The present disclosure provides a cold snare, including: a spring tube; a drive wire, passing through the spring tube, and reciprocating motion in a direction of a longitudinal axis of the spring tube; and a loop, fixedly connected to a distal end of the drive wire, motion of the drive wire being used for controlling the loop to enter and exit the spring tube.

In an implementation, the cold snare further includes an end member fixedly connected to a distal end of the spring tube, the end member has an inner hole in communication with the spring tube; the loop enters and exits the spring tube through the inner hole.

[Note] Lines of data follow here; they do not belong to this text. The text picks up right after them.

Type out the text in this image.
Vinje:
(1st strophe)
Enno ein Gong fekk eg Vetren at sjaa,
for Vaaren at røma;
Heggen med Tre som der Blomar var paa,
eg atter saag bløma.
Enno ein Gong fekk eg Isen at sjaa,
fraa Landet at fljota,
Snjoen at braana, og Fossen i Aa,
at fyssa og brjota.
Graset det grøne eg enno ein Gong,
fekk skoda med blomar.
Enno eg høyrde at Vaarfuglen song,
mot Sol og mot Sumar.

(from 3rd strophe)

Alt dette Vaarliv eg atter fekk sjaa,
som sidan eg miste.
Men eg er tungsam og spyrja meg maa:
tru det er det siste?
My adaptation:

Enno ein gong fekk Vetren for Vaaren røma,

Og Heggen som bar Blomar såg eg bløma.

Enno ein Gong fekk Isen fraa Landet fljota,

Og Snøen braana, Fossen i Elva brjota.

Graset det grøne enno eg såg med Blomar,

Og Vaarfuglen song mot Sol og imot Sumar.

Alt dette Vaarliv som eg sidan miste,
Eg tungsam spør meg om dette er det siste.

In an implementation, the end member has a distal end face and an inner circumferential surface corresponding to the inner hole, and a round corner is arranged between the distal end face and the inner circumferential surface.

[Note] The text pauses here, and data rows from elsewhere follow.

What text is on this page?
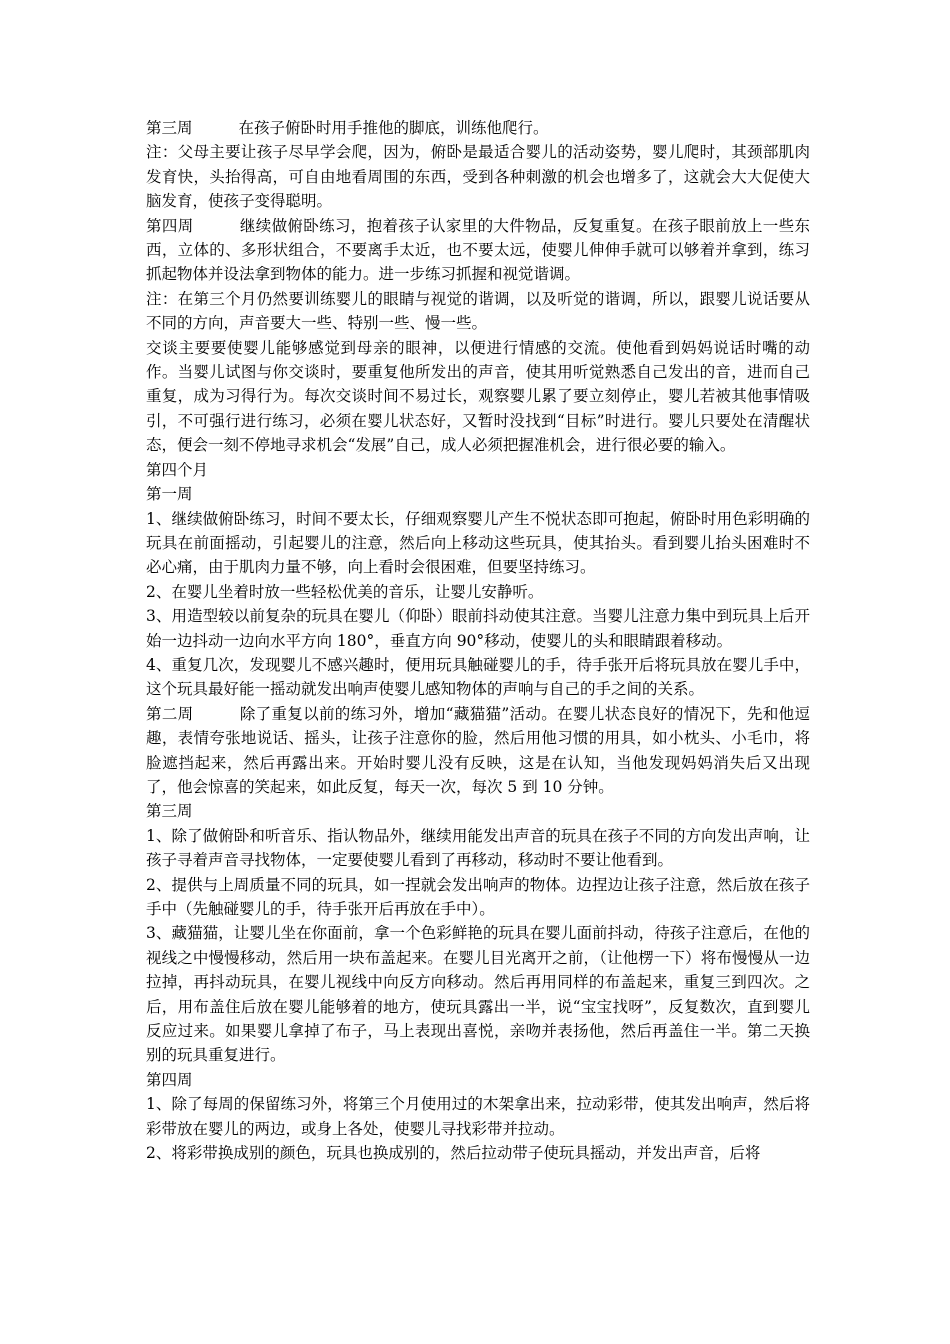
第三周	在孩子俯卧时用手推他的脚底，训练他爬行。

注：父母主要让孩子尽早学会爬，因为，俯卧是最适合婴儿的活动姿势，婴儿爬时，其颈部肌肉发育快，头抬得高，可自由地看周围的东西，受到各种刺激的机会也增多了，这就会大大促使大脑发育，使孩子变得聪明。

第四周	继续做俯卧练习，抱着孩子认家里的大件物品，反复重复。在孩子眼前放上一些东西，立体的、多形状组合，不要离手太近，也不要太远，使婴儿伸伸手就可以够着并拿到，练习抓起物体并设法拿到物体的能力。进一步练习抓握和视觉谐调。

注：在第三个月仍然要训练婴儿的眼睛与视觉的谐调，以及听觉的谐调，所以，跟婴儿说话要从不同的方向，声音要大一些、特别一些、慢一些。

交谈主要要使婴儿能够感觉到母亲的眼神，以便进行情感的交流。使他看到妈妈说话时嘴的动作。当婴儿试图与你交谈时，要重复他所发出的声音，使其用听觉熟悉自己发出的音，进而自己重复，成为习得行为。每次交谈时间不易过长，观察婴儿累了要立刻停止，婴儿若被其他事情吸引，不可强行进行练习，必须在婴儿状态好，又暂时没找到“目标”时进行。婴儿只要处在清醒状态，便会一刻不停地寻求机会“发展”自己，成人必须把握准机会，进行很必要的输入。

第四个月

第一周

1、继续做俯卧练习，时间不要太长，仔细观察婴儿产生不悦状态即可抱起，俯卧时用色彩明确的玩具在前面摇动，引起婴儿的注意，然后向上移动这些玩具，使其抬头。看到婴儿抬头困难时不必心痛，由于肌肉力量不够，向上看时会很困难，但要坚持练习。

2、在婴儿坐着时放一些轻松优美的音乐，让婴儿安静听。

3、用造型较以前复杂的玩具在婴儿（仰卧）眼前抖动使其注意。当婴儿注意力集中到玩具上后开始一边抖动一边向水平方向 180°，垂直方向 90°移动，使婴儿的头和眼睛跟着移动。

4、重复几次，发现婴儿不感兴趣时，便用玩具触碰婴儿的手，待手张开后将玩具放在婴儿手中，这个玩具最好能一摇动就发出响声使婴儿感知物体的声响与自己的手之间的关系。

第二周	除了重复以前的练习外，增加“藏猫猫”活动。在婴儿状态良好的情况下，先和他逗趣，表情夸张地说话、摇头，让孩子注意你的脸，然后用他习惯的用具，如小枕头、小毛巾，将脸遮挡起来，然后再露出来。开始时婴儿没有反映，这是在认知，当他发现妈妈消失后又出现了，他会惊喜的笑起来，如此反复，每天一次，每次 5 到 10 分钟。

第三周

1、除了做俯卧和听音乐、指认物品外，继续用能发出声音的玩具在孩子不同的方向发出声响，让孩子寻着声音寻找物体，一定要使婴儿看到了再移动，移动时不要让他看到。

2、提供与上周质量不同的玩具，如一捏就会发出响声的物体。边捏边让孩子注意，然后放在孩子手中（先触碰婴儿的手，待手张开后再放在手中）。

3、藏猫猫，让婴儿坐在你面前，拿一个色彩鲜艳的玩具在婴儿面前抖动，待孩子注意后，在他的视线之中慢慢移动，然后用一块布盖起来。在婴儿目光离开之前，（让他楞一下）将布慢慢从一边拉掉，再抖动玩具，在婴儿视线中向反方向移动。然后再用同样的布盖起来，重复三到四次。之后，用布盖住后放在婴儿能够着的地方，使玩具露出一半，说“宝宝找呀”，反复数次，直到婴儿反应过来。如果婴儿拿掉了布子，马上表现出喜悦，亲吻并表扬他，然后再盖住一半。第二天换别的玩具重复进行。

第四周

1、除了每周的保留练习外，将第三个月使用过的木架拿出来，拉动彩带，使其发出响声，然后将彩带放在婴儿的两边，或身上各处，使婴儿寻找彩带并拉动。

2、将彩带换成别的颜色，玩具也换成别的，然后拉动带子使玩具摇动，并发出声音，后将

In an implementation, the end member is made of a metal.

In an implementation, the loop is made of a nickel-titanium alloy.

In an implementation, the loop is in a single wire structure.

In an implementation, a cross section of the wire is round, square or flat.

In an implementation, the loop includes a first ring segment, a necking segment and a second ring segment connected sequentially; the first ring segment has a first intersection point connected with the necking segment, and the first ring segment is in a streamlined shape with smooth transition from a proximal end of the first ring segment to the first intersection point; the second ring segment has a second intersection point connected with the necking segment, and the second ring segment is in a streamlined shape with smooth transition from a proximal end of the second ring segment to the second intersection point.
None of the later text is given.